Breast implants are highly common medical devices, used for both reconstructive and cosmetic purposes globally. While initially considered inert and safe, a growing number of individuals have reported systemic health issues they attribute to the presence of their implants. This collective patient experience has brought increased attention to the potential for generalized symptoms to arise long after the initial surgery. Investigating a connection between these devices and systemic health complaints, such as changes in heart rhythm, is a significant area of current medical investigation.
The Connection to Breast Implant Illness
The collection of systemic symptoms reported by some women with breast implants is broadly referred to as Breast Implant Illness (BII). BII is a clinical syndrome based on a cluster of patient-reported complaints, not a single, universally accepted medical diagnosis with a specific test. Symptoms are varied and can appear at any time following implantation, ranging from months to many years later.
Common complaints include profound fatigue, joint and muscle pain, cognitive difficulties often described as “brain fog,” and general weakness. Cardiac issues are frequently reported by patients identifying with BII. Specifically, these patients report heart palpitations, a sensation of a racing heart (tachycardia), or irregular heartbeats. The presence of these cardiac complaints alongside other systemic symptoms suggests a possible underlying mechanism affecting multiple body systems.
Proposed Biological Mechanisms for Cardiac Symptoms
Heart rhythm irregularities in the context of BII are thought to stem from a systemic reaction to the foreign material.
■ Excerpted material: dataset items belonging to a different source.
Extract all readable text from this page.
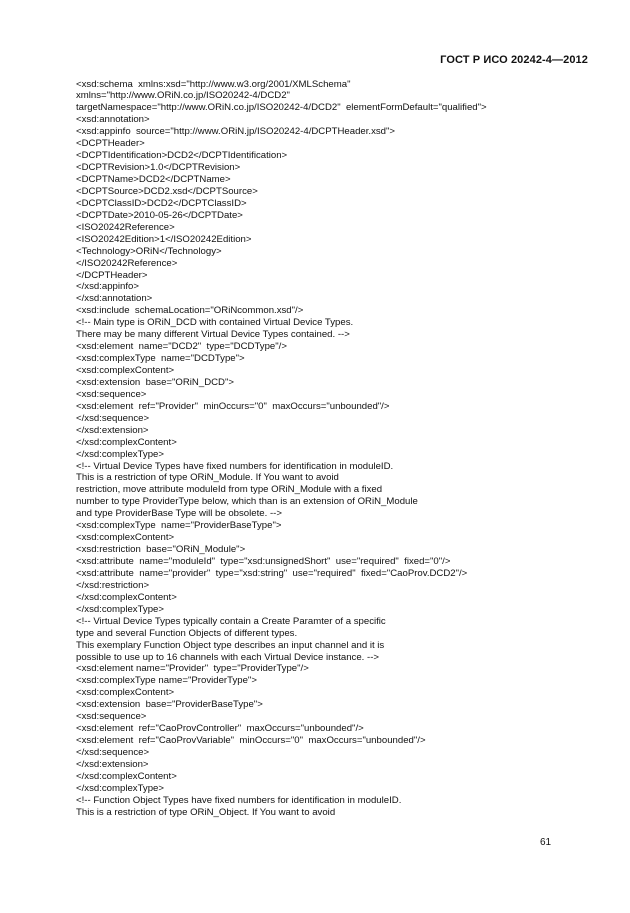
ГОСТ Р ИСО 20242-4—2012
<xsd:schema  xmlns:xsd="http://www.w3.org/2001/XMLSchema"
xmlns="http://www.ORiN.co.jp/ISO20242-4/DCD2"
targetNamespace="http://www.ORiN.co.jp/ISO20242-4/DCD2"  elementFormDefault="qualified">
<xsd:annotation>
<xsd:appinfo  source="http://www.ORiN.jp/ISO20242-4/DCPTHeader.xsd">
<DCPTHeader>
<DCPTIdentification>DCD2</DCPTIdentification>
<DCPTRevision>1.0</DCPTRevision>
<DCPTName>DCD2</DCPTName>
<DCPTSource>DCD2.xsd</DCPTSource>
<DCPTClassID>DCD2</DCPTClassID>
<DCPTDate>2010-05-26</DCPTDate>
<ISO20242Reference>
<ISO20242Edition>1</ISO20242Edition>
<Technology>ORiN</Technology>
</ISO20242Reference>
</DCPTHeader>
</xsd:appinfo>
</xsd:annotation>
<xsd:include  schemaLocation="ORiNcommon.xsd"/>
<!-- Main type is ORiN_DCD with contained Virtual Device Types.
There may be many different Virtual Device Types contained. -->
<xsd:element  name="DCD2"  type="DCDType"/>
<xsd:complexType  name="DCDType">
<xsd:complexContent>
<xsd:extension  base="ORiN_DCD">
<xsd:sequence>
<xsd:element  ref="Provider"  minOccurs="0"  maxOccurs="unbounded"/>
</xsd:sequence>
</xsd:extension>
</xsd:complexContent>
</xsd:complexType>
<!-- Virtual Device Types have fixed numbers for identification in moduleID.
This is a restriction of type ORiN_Module. If You want to avoid
restriction, move attribute moduleId from type ORiN_Module with a fixed
number to type ProviderType below, which than is an extension of ORiN_Module
and type ProviderBase Type will be obsolete. -->
<xsd:complexType  name="ProviderBaseType">
<xsd:complexContent>
<xsd:restriction  base="ORiN_Module">
<xsd:attribute  name="moduleId"  type="xsd:unsignedShort"  use="required"  fixed="0"/>
<xsd:attribute  name="provider"  type="xsd:string"  use="required"  fixed="CaoProv.DCD2"/>
</xsd:restriction>
</xsd:complexContent>
</xsd:complexType>
<!-- Virtual Device Types typically contain a Create Paramter of a specific
type and several Function Objects of different types.
This exemplary Function Object type describes an input channel and it is
possible to use up to 16 channels with each Virtual Device instance. -->
<xsd:element name="Provider"  type="ProviderType"/>
<xsd:complexType name="ProviderType">
<xsd:complexContent>
<xsd:extension  base="ProviderBaseType">
<xsd:sequence>
<xsd:element  ref="CaoProvController"  maxOccurs="unbounded"/>
<xsd:element  ref="CaoProvVariable"  minOccurs="0"  maxOccurs="unbounded"/>
</xsd:sequence>
</xsd:extension>
</xsd:complexContent>
</xsd:complexType>
<!-- Function Object Types have fixed numbers for identification in moduleID.
This is a restriction of type ORiN_Object. If You want to avoid
61
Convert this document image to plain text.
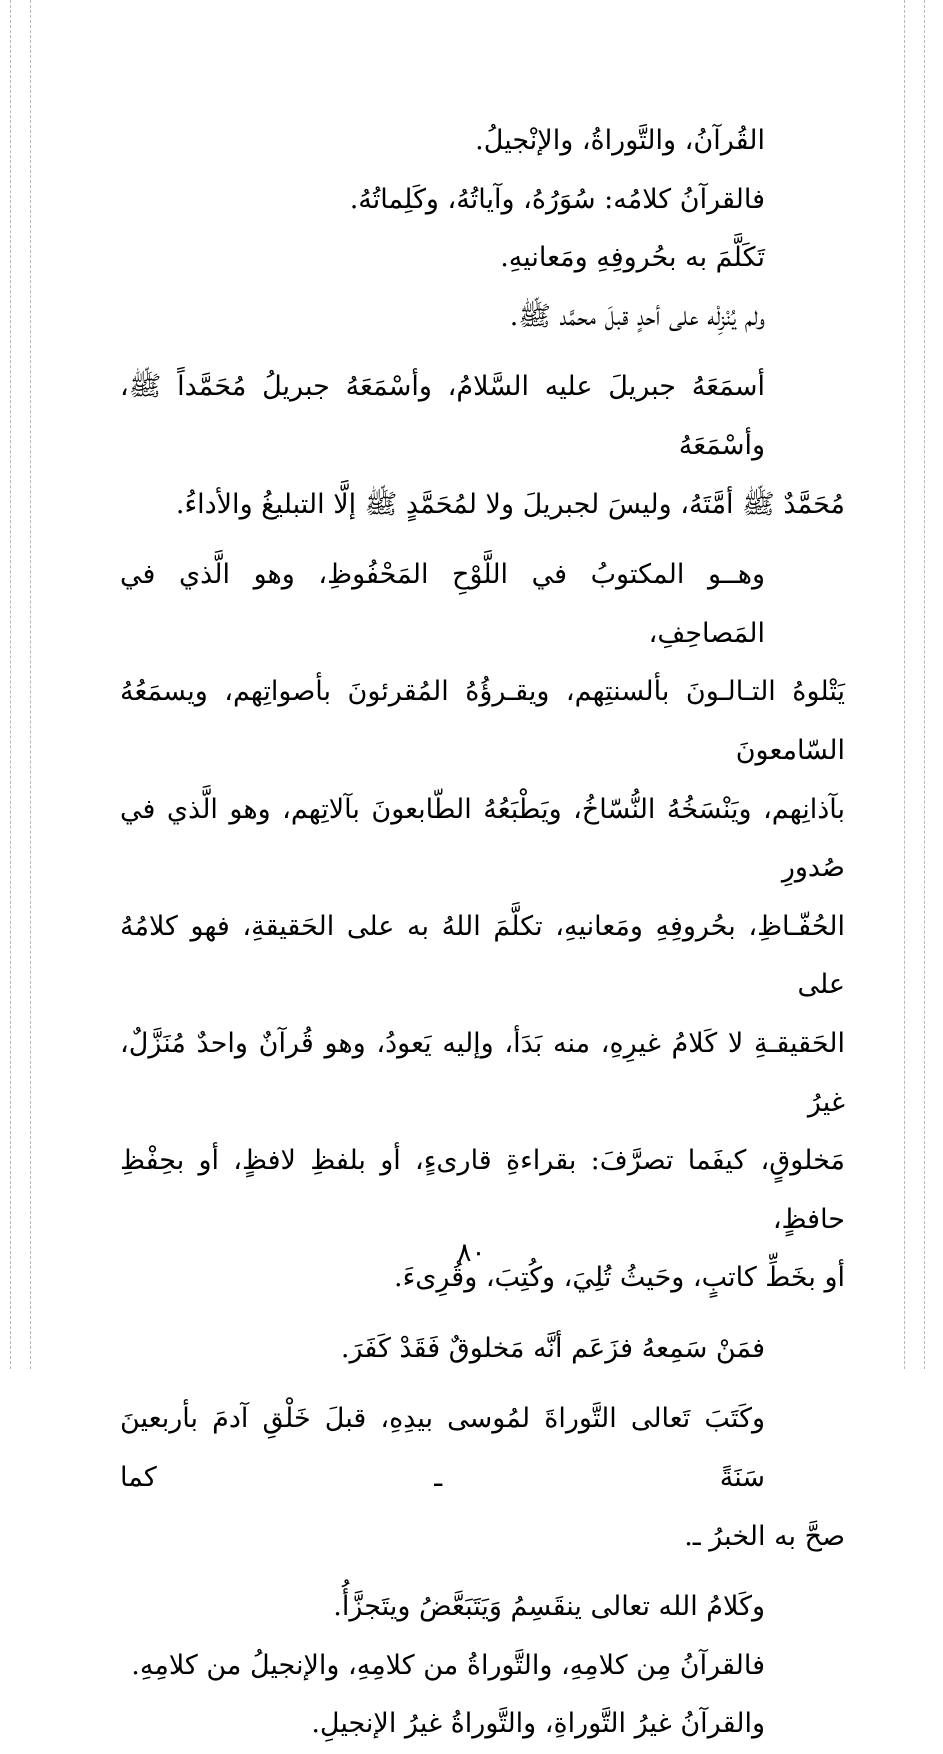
القُرآنُ، والتَّوراةُ، والإنْجيلُ.
فالقرآنُ كلامُه: سُوَرُهُ، وآياتُهُ، وكَلِماتُهُ.
تَكَلَّمَ به بحُروفِهِ ومَعانيهِ.
ولم يُنْزِلْه على أحدٍ قبلَ محمَّد ﷺ.
أسمَعَهُ جبريلَ عليه السَّلامُ، وأسْمَعَهُ جبريلُ مُحَمَّداً ﷺ، وأسْمَعَهُ
مُحَمَّدٌ ﷺ أمَّتَهُ، وليسَ لجبريلَ ولا لمُحَمَّدٍ ﷺ إلَّا التبليغُ والأداءُ.
وهــو المكتوبُ في اللَّوْحِ المَحْفُوظِ، وهو الَّذي في المَصاحِفِ،
يَتْلوهُ التـالـونَ بألسنتِهم، ويقـرؤُهُ المُقرئونَ بأصواتِهم، ويسمَعُهُ السّامعونَ
بآذانِهم، ويَنْسَخُهُ النُّسّاخُ، ويَطْبَعُهُ الطّابعونَ بآلاتِهم، وهو الَّذي في صُدورِ
الحُفّـاظِ، بحُروفِهِ ومَعانيهِ، تكلَّمَ اللهُ به على الحَقيقةِ، فهو كلامُهُ على
الحَقيقـةِ لا كَلامُ غيرِهِ، منه بَدَأ، وإليه يَعودُ، وهو قُرآنٌ واحدٌ مُنَزَّلٌ، غيرُ
مَخلوقٍ، كيفَما تصرَّفَ: بقراءةِ قارىءٍ، أو بلفظِ لافظٍ، أو بحِفْظِ حافظٍ،
أو بخَطِّ كاتبٍ، وحَيثُ تُلِيَ، وكُتِبَ، وقُرِىءَ.
فمَنْ سَمِعهُ فزَعَم أنَّه مَخلوقٌ فَقَدْ كَفَرَ.
وكَتَبَ تَعالى التَّوراةَ لمُوسى بيدِهِ، قبلَ خَلْقِ آدمَ بأربعينَ سَنَةً ـ كما
صحَّ به الخبرُ ـ.
وكَلامُ الله تعالى ينقَسِمُ وَيَتَبَعَّضُ ويتَجزَّأُ.
فالقرآنُ مِن كلامِهِ، والتَّوراةُ من كلامِهِ، والإنجيلُ من كلامِهِ.
والقرآنُ غيرُ التَّوراةِ، والتَّوراةُ غيرُ الإنجيلِ.
٨٠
One primary hypothesis centers on chronic, low-grade inflammation and immune system activation. The body forms a scar capsule around the implant, and this continuous foreign body response can trigger the release of inflammatory molecules. This persistent inflammatory state may lead to system-wide dysregulation, potentially affecting the heart’s electrical system.
Another specific theory suggests that the immune response may generate autoantibodies that interfere directly with the autonomic nervous system (ANS). The ANS regulates involuntary bodily functions, including heart rate and rhythm, through various receptors. Research has found an association between palpitations and reduced levels of autoantibodies directed against these ANS receptors in women with silicone implants, suggesting an immune-mediated disruption to the heart’s regulatory signals.
Other proposed mechanisms include chemical leaching or “gel bleed” from the implant material. Trace elements or breakdown products could potentially be cardiotoxic or stimulate the immune system. Also, the formation of bacterial biofilms on the implant surface is thought to contribute to chronic infection and inflammation, further stressing the immune system and contributing to systemic symptoms.
Clinical Evaluation and Differential Diagnosis
When a patient with breast implants reports heart palpitations, a thorough clinical evaluation is required. The focus is first on ruling out common and potentially serious cardiac conditions. A physician typically performs an electrocardiogram (ECG) and may utilize a Holter monitor to record the heart’s electrical activity over 24 to 48 hours to identify rhythm abnormalities. Structural heart disease must be excluded before attributing symptoms to the implants.
The presence of implants can complicate the diagnostic process for cardiac issues. The physical devices can interfere with non-invasive tests, such as echocardiography and nuclear stress tests, by creating “attenuation artifacts.” This interference can lead to false-positive results on cardiac functional studies, which can be misleading.
The differential diagnosis must also exclude other non-implant-related causes of palpitations. These include thyroid dysfunction, anxiety disorders, medication side effects, and anemia. Blood work often includes testing for inflammatory markers and autoantibodies, such as antinuclear antibodies (ANA). This testing can provide evidence of a generalized autoimmune or inflammatory process that may support a BII diagnosis.
Explantation and Symptom Resolution
If other medical causes have been ruled out and a strong clinical suspicion of BII remains, explantation—the surgical removal of the breast implants—is the recognized treatment strategy. The goal is to remove the foreign material and the surrounding scar tissue, known as the capsule. This is often performed through a total capsulectomy, though the necessity of an “en bloc” removal for symptom resolution is debated.
Following explantation, many patients report significant improvement in systemic symptoms, including the resolution of heart palpitations. Studies indicate that a high percentage of women, often over 80%, experience complete or partial improvement in their overall symptoms after removal. Symptom relief can be rapid for some, occurring within the first few weeks or months.
For other individuals, symptom resolution may be more gradual, potentially taking months or longer as the body recovers from chronic inflammation. While explantation is the most effective treatment for BII, outcomes are not guaranteed for every patient. Early removal, particularly within ten years of implantation, has been associated with better rates of symptom improvement.